By Margie
Davis '94M.A.
It had been a year of losses.
Deaths, divorce, disease, you name it. Just when I thought I
had nothing left to lose, came a letter from the city informing
me that it was purchasing my home to make room for a parking lot.
I tried to look at it philosophically. The unexpected windfall
would pay my tuition to nursing school. Still, it meant leaving
my home of 15 years.
The loss was especially devastating since over time I had transformed
a bare backyard into a tangle of gardens: herb, flower, vegetable
and even what I called my orchard, two heirloom apple trees. Those
I expected to be the most sympathetic, my fellow church members,
reacted to my complaints with testy impatience: "You got paid,
right?"
I found a house, a red cottage on two big lots. Plenty of room
for four dogs and three cats and gardening. Plenty of room to
expand the orchard.
While I was delivering boxes to the cottage, someone made off
with my apple trees. Someone dug up the tulip and daffodil beds,
taking every bulb.
Plans for a new garden were buried. I went to school, to the
hospital, and home. I stopped praying. Why bother? Nearly everything
I valued had been dug out of my life.
In the spring I began my psychiatric rotation. Students couldn't
do much for these patients, we were told. Just try to get them
to talk, get them to do the work they were here to do.
The patient assigned to me was a small, sad-eyed woman who frequently
sighed deeply. I didn't feel any more cheerful than she did; we
must have looked quite a pair.
As we spoke, a few facts emerged. Married only two years, she
was the ugly duckling in a family of high-flying swans. Her stepchildren
made fun of her, the mother-in-law criticized her, and her husband
urged her to make something of herself. The family, she said,
complained at the amount of time she spent in her gardens.
Gardens?
She had five.
She'd cleared the plots herself, connecting the gardens with
a series of stone pathways. Some of the stones she'd collected
from the surface of the land, others she'd dug up in the process
of preparing the plots for planting.
The gardening gave her plenty of time to think about her worthlessness.
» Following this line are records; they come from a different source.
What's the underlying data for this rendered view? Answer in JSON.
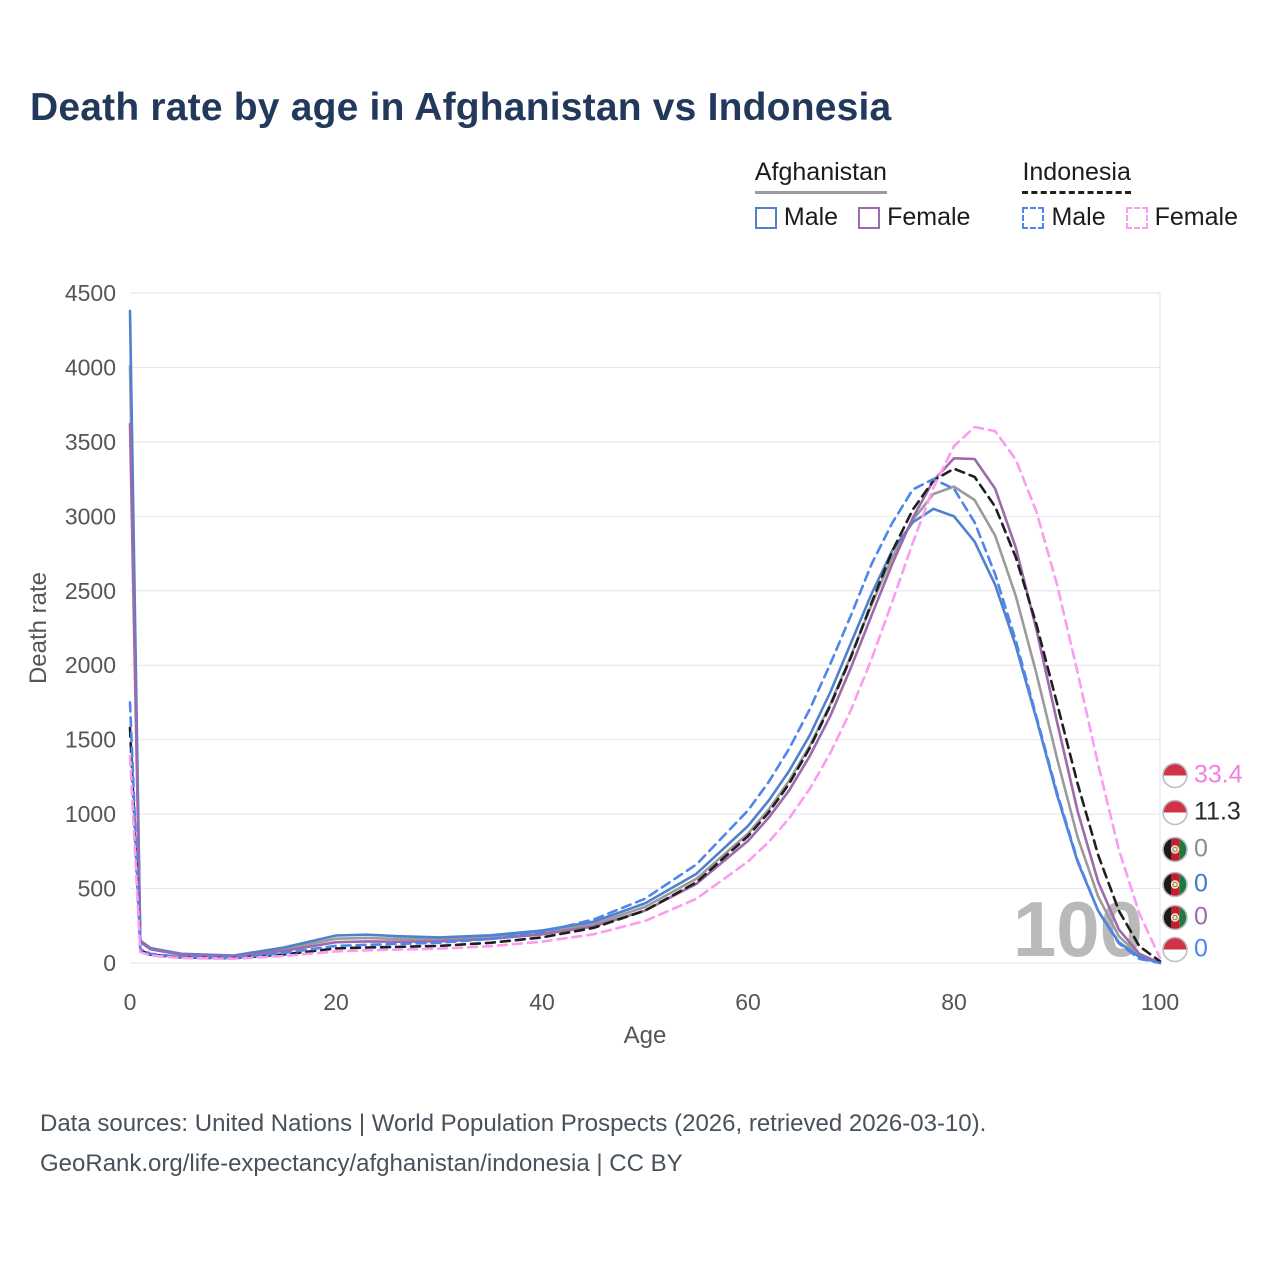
{
  "title": "Death rate by age in Afghanistan vs Indonesia",
  "watermark": "100",
  "legend": {
    "groups": [
      {
        "label": "Afghanistan",
        "style": "solid",
        "color": "#9b9b9b",
        "items": [
          {
            "label": "Male",
            "color": "#4f81cd",
            "dashed": false
          },
          {
            "label": "Female",
            "color": "#9d6bab",
            "dashed": false
          }
        ]
      },
      {
        "label": "Indonesia",
        "style": "dashed",
        "color": "#1f1f1f",
        "items": [
          {
            "label": "Male",
            "color": "#4f86ee",
            "dashed": true
          },
          {
            "label": "Female",
            "color": "#fb9cf1",
            "dashed": true
          }
        ]
      }
    ]
  },
  "chart_data": {
    "type": "line",
    "title": "Death rate by age in Afghanistan vs Indonesia",
    "xlabel": "Age",
    "ylabel": "Death rate",
    "xlim": [
      0,
      100
    ],
    "ylim": [
      0,
      4500
    ],
    "xticks": [
      0,
      20,
      40,
      60,
      80,
      100
    ],
    "yticks": [
      0,
      500,
      1000,
      1500,
      2000,
      2500,
      3000,
      3500,
      4000,
      4500
    ],
    "grid": "horizontal",
    "legend_position": "top-right",
    "x": [
      0,
      1,
      2,
      5,
      10,
      15,
      20,
      23,
      26,
      30,
      35,
      40,
      45,
      50,
      55,
      60,
      62,
      64,
      66,
      68,
      70,
      72,
      74,
      76,
      78,
      80,
      82,
      84,
      86,
      88,
      90,
      92,
      94,
      96,
      98,
      100
    ],
    "series": [
      {
        "name": "Afghanistan",
        "color": "#9b9b9b",
        "dashed": false,
        "values": [
          4010,
          145,
          96,
          59,
          47,
          94,
          163,
          168,
          162,
          159,
          174,
          205,
          262,
          376,
          566,
          870,
          1030,
          1225,
          1460,
          1740,
          2065,
          2405,
          2725,
          2975,
          3150,
          3200,
          3110,
          2870,
          2465,
          1945,
          1375,
          845,
          445,
          180,
          50,
          0
        ]
      },
      {
        "name": "Afghanistan Male",
        "color": "#4f81cd",
        "dashed": false,
        "values": [
          4380,
          150,
          100,
          62,
          50,
          105,
          185,
          190,
          180,
          172,
          186,
          218,
          278,
          400,
          600,
          920,
          1090,
          1290,
          1530,
          1820,
          2150,
          2480,
          2770,
          2960,
          3050,
          3000,
          2830,
          2540,
          2130,
          1640,
          1130,
          680,
          350,
          140,
          40,
          0
        ]
      },
      {
        "name": "Afghanistan Female",
        "color": "#9d6bab",
        "dashed": false,
        "values": [
          3620,
          140,
          92,
          56,
          44,
          82,
          140,
          145,
          143,
          146,
          162,
          192,
          246,
          352,
          532,
          820,
          975,
          1160,
          1390,
          1660,
          1985,
          2335,
          2680,
          2990,
          3240,
          3390,
          3385,
          3185,
          2790,
          2240,
          1620,
          1020,
          545,
          225,
          62,
          0
        ]
      },
      {
        "name": "Indonesia",
        "color": "#1f1f1f",
        "dashed": true,
        "values": [
          1580,
          85,
          56,
          37,
          32,
          58,
          98,
          104,
          108,
          115,
          136,
          172,
          236,
          352,
          542,
          852,
          1010,
          1205,
          1445,
          1730,
          2055,
          2420,
          2765,
          3045,
          3240,
          3320,
          3265,
          3065,
          2725,
          2275,
          1745,
          1205,
          725,
          352,
          112,
          11.3
        ]
      },
      {
        "name": "Indonesia Male",
        "color": "#4f86ee",
        "dashed": true,
        "values": [
          1750,
          95,
          62,
          40,
          34,
          68,
          115,
          122,
          128,
          136,
          162,
          208,
          292,
          432,
          662,
          1025,
          1215,
          1440,
          1705,
          2010,
          2335,
          2680,
          2955,
          3180,
          3250,
          3185,
          2960,
          2610,
          2165,
          1655,
          1145,
          690,
          348,
          132,
          28,
          0
        ]
      },
      {
        "name": "Indonesia Female",
        "color": "#fb9cf1",
        "dashed": true,
        "values": [
          1390,
          74,
          50,
          33,
          28,
          47,
          78,
          85,
          90,
          96,
          113,
          143,
          193,
          282,
          432,
          682,
          812,
          972,
          1170,
          1412,
          1700,
          2042,
          2425,
          2822,
          3192,
          3472,
          3600,
          3572,
          3382,
          3032,
          2542,
          1952,
          1332,
          762,
          332,
          33.4
        ]
      }
    ]
  },
  "end_labels": [
    {
      "series": "Indonesia Female",
      "value": "33.4",
      "flag": "indonesia",
      "color": "#f080e8"
    },
    {
      "series": "Indonesia",
      "value": "11.3",
      "flag": "indonesia",
      "color": "#2a2a2a"
    },
    {
      "series": "Afghanistan",
      "value": "0",
      "flag": "afghanistan",
      "color": "#8c8c8c"
    },
    {
      "series": "Afghanistan Male",
      "value": "0",
      "flag": "afghanistan",
      "color": "#4178d0"
    },
    {
      "series": "Afghanistan Female",
      "value": "0",
      "flag": "afghanistan",
      "color": "#9d6bab"
    },
    {
      "series": "Indonesia Male",
      "value": "0",
      "flag": "indonesia",
      "color": "#4f86ee"
    }
  ],
  "footer": {
    "line1": "Data sources: United Nations | World Population Prospects (2026, retrieved 2026-03-10).",
    "line2": "GeoRank.org/life-expectancy/afghanistan/indonesia | CC BY"
  }
}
"I know the problem is in me," she said but feared what she might
find if she looked too deeply. She put her hands over her chest.
"There's something heavy laying here, like a rock. And if you
bring up one, then you have to bring up the next one and the next
one. I don't think that's what my family has in mind. They want
me to find something worthwhile to do."
Out of my own unhappy heart, inspiration struck. I held out
a fist, then relaxed it open. "The earth freezes in winter, then
thaws in spring, bringing rocks up to the surface. We dig them
up and haul them away because we can't plant our gardens until
the rocks are out of the way, right? Every year you think you
must have got them all out, but next spring there's a whole new
cartload. It's part of the natural cycle of life, growth, discovery,
death, even."
I told her about a book I used to read my nephew. A frog plants
a garden, then wears himself out trying to get the seeds to come
up. He yells, he sings, he reads to them. Nothing doing. The seeds
will come up, I'd tell my nephew, in seed time. Not too soon,
not too late, but when it's juuuuuuuust right.
I thought I'd forgotten that story.
My patient warmed to the idea of self-exploration as gardening.
When we parted she hugged me long and hard. By the time I returned
for my next assignment she had been discharged.
That April day I walked outside with the dogs. It was almost
too late to think about a garden, but once the first stones have
been brought to the surface and hauled away, once a plot has been
cleared, how can you not? There was never a time when I hadn't
had something in the ground. Never a time when I hadn't had something
that marked a place as my own. Never a year when I hadn't lived
in seed time.
Maybe a few herbs, I thought grudgingly. Nothing more, I just
wasn't up to it. I thought of my patient and her five gardens.
Well, now.
Maybe I could do a couple of tomatoes, a pepper or two. Sunflowers
would look nice in that corner. Corn. Cukes along the fence, and
here, along the pavement, a row of strawberries. Maybe, in time,
a couple of apple trees.
My dogs ran around me in big, loopy circles, happy to have me
outside at last. Odd I hadn't noticed before how nice bird feeders
would look here in this pine outside my front room. Funny I hadn't
really noticed the pine before.
From the back of the garage I hauled out my wheelbarrow, my
shovel, my garden gloves. Then I got down to the work I was here
to do.
Margie Davis is a writer living in South Bend.